Detroit, long a poster child for urban blight, is shifting gears and planning to ramp up building demolition to an average of 400 to 450 a week from about 100 structures a week.
The goal is to do it before 2020.
The increase in pace is part of the plan to exit its record $18-billion bankruptcy that Kevyn Orr, the city's emergency manager, filed on Feb. 21. The plan calls for spending $1.5 billion on capital improvements—including fire, police and emergency service, and transportation— and more than $500 million in blight removal.
"Reduction of urban blight is among the City's highest reinvestment priorities," Orr's plan says.
It calls for spending $520.3 million over the next six fiscal years, $7.3 million in fiscal 2014, $113 million in fiscal 2015 and $100 million each year in fiscal years 2016 to 2019. The top goal is demolition in areas around schools, and the plan cites an average cost of $8,500 per house.
Homrich Inc., a demolition company in Carleton, Mich., has opened a Detroit office to handle work there, including the demolition of the Brewster-Douglass housing complex.

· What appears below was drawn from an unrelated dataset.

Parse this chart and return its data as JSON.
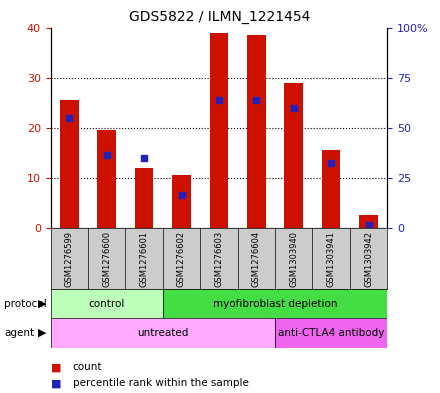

That two-phase, $6.5-million job, currently under way, calls for the removal of 12 two-story buildings, a pair of six-story buildings and four 15-story buildings for a combined total of 578,000 sq ft.

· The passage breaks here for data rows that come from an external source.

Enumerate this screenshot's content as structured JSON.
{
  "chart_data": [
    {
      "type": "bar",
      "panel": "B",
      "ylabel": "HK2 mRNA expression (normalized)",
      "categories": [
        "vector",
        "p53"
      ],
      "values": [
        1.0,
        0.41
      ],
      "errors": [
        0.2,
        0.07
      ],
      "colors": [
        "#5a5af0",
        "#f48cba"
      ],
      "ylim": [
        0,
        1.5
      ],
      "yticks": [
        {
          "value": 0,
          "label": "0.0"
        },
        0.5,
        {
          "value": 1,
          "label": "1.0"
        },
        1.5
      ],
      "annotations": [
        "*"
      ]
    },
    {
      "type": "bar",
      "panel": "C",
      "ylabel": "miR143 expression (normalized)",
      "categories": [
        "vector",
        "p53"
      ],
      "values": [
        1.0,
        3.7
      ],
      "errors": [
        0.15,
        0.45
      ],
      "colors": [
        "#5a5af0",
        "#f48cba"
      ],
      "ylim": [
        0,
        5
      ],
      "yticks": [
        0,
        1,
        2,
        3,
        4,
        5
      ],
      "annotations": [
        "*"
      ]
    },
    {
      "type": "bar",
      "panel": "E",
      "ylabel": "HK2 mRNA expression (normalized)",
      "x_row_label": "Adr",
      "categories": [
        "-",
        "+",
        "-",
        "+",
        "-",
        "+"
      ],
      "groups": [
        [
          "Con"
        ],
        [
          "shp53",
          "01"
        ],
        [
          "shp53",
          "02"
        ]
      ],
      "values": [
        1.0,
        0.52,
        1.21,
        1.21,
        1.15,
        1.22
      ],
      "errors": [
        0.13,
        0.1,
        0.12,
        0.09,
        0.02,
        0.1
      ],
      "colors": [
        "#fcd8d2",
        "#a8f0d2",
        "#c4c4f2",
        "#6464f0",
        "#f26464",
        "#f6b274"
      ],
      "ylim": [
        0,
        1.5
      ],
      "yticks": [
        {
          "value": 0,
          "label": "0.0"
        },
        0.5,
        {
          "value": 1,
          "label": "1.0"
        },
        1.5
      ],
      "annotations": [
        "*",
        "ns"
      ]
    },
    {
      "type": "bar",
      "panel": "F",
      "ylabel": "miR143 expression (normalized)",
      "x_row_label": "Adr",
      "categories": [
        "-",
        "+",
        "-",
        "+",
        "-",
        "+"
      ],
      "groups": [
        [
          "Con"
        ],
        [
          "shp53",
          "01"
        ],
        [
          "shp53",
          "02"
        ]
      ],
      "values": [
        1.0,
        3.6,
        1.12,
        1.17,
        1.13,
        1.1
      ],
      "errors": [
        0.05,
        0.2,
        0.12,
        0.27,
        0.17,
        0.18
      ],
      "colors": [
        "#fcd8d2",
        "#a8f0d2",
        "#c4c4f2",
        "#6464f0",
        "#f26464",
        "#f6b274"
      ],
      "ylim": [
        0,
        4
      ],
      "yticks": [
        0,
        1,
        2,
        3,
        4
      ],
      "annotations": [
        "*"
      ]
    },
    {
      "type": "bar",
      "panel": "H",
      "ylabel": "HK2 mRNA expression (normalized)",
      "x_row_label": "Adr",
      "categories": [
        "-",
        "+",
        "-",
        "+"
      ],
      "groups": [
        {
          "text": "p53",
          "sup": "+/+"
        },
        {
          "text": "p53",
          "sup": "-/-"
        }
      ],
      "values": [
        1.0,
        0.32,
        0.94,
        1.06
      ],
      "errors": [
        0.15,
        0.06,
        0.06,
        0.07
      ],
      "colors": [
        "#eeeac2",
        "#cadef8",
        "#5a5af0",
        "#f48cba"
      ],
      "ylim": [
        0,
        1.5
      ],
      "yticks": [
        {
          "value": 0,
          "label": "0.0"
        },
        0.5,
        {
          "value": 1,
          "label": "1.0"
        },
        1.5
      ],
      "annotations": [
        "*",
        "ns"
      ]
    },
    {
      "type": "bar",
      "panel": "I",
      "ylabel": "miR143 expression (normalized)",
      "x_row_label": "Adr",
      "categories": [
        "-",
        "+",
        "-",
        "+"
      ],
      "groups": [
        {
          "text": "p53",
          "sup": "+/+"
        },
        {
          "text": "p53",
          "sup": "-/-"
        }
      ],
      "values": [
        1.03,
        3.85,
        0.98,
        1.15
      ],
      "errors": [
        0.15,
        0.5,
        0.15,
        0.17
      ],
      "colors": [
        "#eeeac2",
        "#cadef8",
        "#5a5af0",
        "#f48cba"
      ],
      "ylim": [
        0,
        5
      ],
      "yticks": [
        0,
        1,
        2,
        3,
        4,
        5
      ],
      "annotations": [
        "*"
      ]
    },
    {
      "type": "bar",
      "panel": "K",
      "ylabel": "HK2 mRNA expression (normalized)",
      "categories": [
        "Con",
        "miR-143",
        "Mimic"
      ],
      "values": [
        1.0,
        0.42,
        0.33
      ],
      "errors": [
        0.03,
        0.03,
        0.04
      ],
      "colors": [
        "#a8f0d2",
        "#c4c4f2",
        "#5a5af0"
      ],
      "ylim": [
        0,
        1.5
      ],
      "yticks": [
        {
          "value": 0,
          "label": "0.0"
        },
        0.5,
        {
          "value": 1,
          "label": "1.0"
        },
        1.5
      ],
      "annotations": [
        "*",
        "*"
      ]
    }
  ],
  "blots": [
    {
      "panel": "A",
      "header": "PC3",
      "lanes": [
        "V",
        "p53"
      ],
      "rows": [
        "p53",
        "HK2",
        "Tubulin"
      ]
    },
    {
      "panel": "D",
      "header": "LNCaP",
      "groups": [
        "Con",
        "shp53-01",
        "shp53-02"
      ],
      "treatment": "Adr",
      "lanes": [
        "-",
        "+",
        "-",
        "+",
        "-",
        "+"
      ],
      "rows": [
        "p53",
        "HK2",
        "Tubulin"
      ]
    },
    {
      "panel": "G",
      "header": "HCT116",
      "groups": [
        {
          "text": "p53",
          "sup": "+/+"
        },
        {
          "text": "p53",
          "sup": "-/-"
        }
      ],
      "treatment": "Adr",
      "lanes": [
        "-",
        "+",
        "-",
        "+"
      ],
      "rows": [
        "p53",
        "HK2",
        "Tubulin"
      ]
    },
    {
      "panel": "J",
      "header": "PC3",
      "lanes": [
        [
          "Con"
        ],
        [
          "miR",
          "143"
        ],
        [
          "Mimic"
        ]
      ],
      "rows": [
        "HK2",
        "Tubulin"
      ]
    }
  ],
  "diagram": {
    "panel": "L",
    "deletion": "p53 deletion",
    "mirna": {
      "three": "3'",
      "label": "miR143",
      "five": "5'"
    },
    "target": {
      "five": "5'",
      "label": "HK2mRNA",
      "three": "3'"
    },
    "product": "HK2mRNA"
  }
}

"We definitely are involved and engaged in tackling blight," manager Roger Homrich says, adding that "we're hopeful" the necessary funding for the rest of the removal work is available.
The company has one of three big demo jobs from the Detroit Housing Commission for completion this year. The other two are contracts for scattered-site demolition awarded to Blue Star Inc., Warren, Mich., and Adamo Group, Detroit, according to Kelley Lyons, executive director.

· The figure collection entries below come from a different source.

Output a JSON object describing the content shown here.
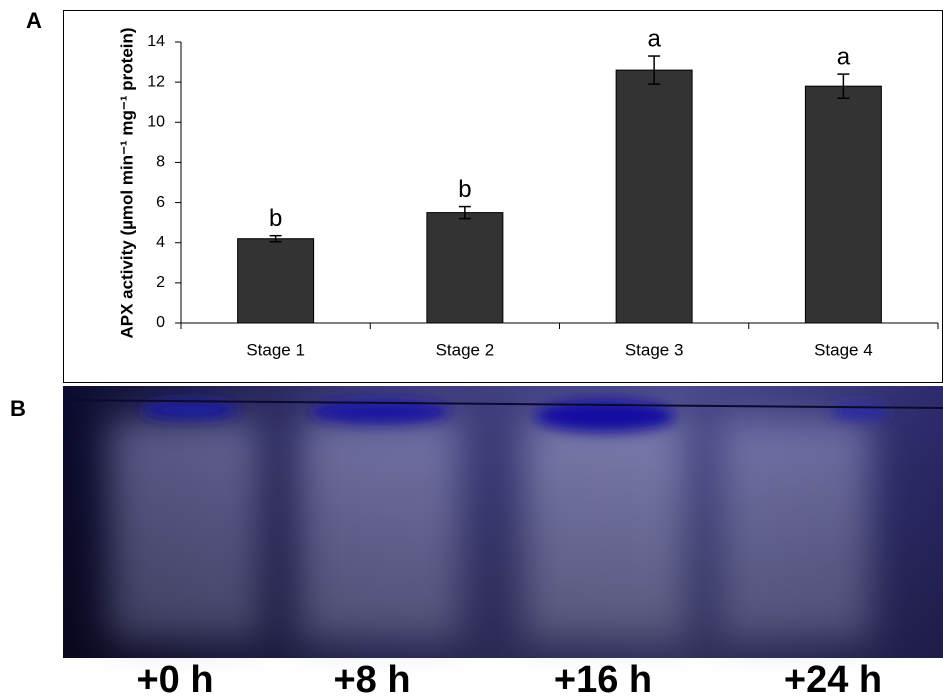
{
  "panels": [
    "A",
    "B"
  ],
  "chart_data": {
    "type": "bar",
    "ylabel": "APX activity (µmol min⁻¹ mg⁻¹ protein)",
    "categories": [
      "Stage 1",
      "Stage 2",
      "Stage 3",
      "Stage 4"
    ],
    "values": [
      4.2,
      5.5,
      12.6,
      11.8
    ],
    "errors": [
      0.15,
      0.3,
      0.7,
      0.6
    ],
    "annotations": [
      "b",
      "b",
      "a",
      "a"
    ],
    "color": "#333333",
    "ylim": [
      0,
      14
    ],
    "yticks": [
      0,
      2,
      4,
      6,
      8,
      10,
      12,
      14
    ]
  },
  "gel": {
    "lanes": [
      "+0 h",
      "+8 h",
      "+16 h",
      "+24 h"
    ]
  }
}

Blue Star also is bidding on work for the Detroit Blight Authority, a privately funded non-profit established to remove residential blight, says Scott Krall, vice president.
The demo work included in the bankruptcy exit plan won't be as massive as the Brewster-Douglass job, but $8,500 to $10,000 per house "is an industry norm … assuming you do it right," Homrich says. That figure includes removal of demo waste to a recycling center, a concrete plant or a construction landfill, as needed. There are enough construction landfills in the Detroit area to handle the debris, Homrich says.
Demolition firms also face a challenge if the pace accelerates too rapidly, Homrich notes.